9.9.22

Corrida sem parar

Por Joaquim Letria

Antigamente, quando as pessoas eram criteriosas em vez de serem só espertas, as coisas eram medidas de maneira diferente.

Hoje, tudo se mede pelo padrão do êxito.

O melhor programa é o que tem maior audiência, as pessoas são melhores à medida dos likes e do número de seguidores. A pessoa a deitar abaixo é aquela que atinge quotas elevadas de popularidade e o que importa, seja no que for, é chegar primeiro, e não interessa donde e é irrelevante como. Há muito tempo que a sociedade classificou de corridas de ratos esta atitude hoje glorificada e que com desempregados a espreitarem a cada esquina persiste sem alterações nem mudanças de sentimentos.

Dantes, as coisas mediam-se de maneira diferente. As pessoas compreendiam que o livro de maior sucesso não era necessariamente o melhor, o programa com mais audiência era invariavelmente o mais detestável, entendiam que o futebol, mau grado despertando grandes paixões e arrastando multidões pelo mundo era um jogo muito interessante embora o xadrez não deixar de ser um jogo inteligente e também apaixonante. Também não era preciso explicar que a opinião dum comentador, por muito popular e profissional que este fosse, não era mais acertada do que a dum especialista em matérias levianamente abordadas.

Tudo isto é uma questão de medida. Estabeleceu-se o êxito como metro-padrão, pois então se tratava da tradução mais correcta para dinheiro, partindo-se do princípio de que o melhor filme, melhor livro, melhor programa, melhor personalidade seriam sempre aqueles que mais lucros gerassem.
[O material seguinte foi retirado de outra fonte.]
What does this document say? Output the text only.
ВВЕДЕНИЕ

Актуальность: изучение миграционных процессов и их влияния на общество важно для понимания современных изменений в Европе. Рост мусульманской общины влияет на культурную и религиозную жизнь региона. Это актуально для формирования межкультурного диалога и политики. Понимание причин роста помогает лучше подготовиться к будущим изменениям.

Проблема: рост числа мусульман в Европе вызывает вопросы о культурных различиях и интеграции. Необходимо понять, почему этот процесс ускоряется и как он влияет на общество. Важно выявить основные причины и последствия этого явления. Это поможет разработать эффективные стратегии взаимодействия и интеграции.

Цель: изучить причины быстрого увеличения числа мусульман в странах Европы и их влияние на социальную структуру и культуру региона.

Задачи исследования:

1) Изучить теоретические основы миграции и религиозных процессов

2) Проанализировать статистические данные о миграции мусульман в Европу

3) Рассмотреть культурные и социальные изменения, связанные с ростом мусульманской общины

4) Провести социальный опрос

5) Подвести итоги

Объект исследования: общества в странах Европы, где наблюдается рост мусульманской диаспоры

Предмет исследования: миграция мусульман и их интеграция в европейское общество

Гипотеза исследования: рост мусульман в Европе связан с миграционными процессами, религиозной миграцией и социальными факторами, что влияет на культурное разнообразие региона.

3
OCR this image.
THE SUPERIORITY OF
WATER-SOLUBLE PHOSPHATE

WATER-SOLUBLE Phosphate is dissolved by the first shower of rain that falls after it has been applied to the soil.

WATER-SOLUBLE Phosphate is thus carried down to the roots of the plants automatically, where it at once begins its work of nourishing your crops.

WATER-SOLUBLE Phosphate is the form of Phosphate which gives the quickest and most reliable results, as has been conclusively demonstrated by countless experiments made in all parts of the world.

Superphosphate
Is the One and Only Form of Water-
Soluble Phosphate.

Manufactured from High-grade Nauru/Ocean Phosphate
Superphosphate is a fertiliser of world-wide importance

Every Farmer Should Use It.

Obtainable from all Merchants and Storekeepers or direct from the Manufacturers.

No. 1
Não vale a pena ser nostálgico, recordar o antigamente, ter saudades do antes, pensar que dantes era melhor. Era só diferente. Por isso, nesta corrida para que muitos se deixam arrastar, depressa se descobre que não podem mais parar. Se abrandam, pisam-nos, se perguntam para onde vão ninguém lhes sabe responder. Só uma coisa se lhes afigura certa – a pressa de todos é muito grande, a vontade de perceber o labirinto que percorrem muito pouca ou nenhuma. Que alguém tenha pena deles quando não tiverem outro remédio senão parar sem ser por vontade própria nem esclarecimento pessoal.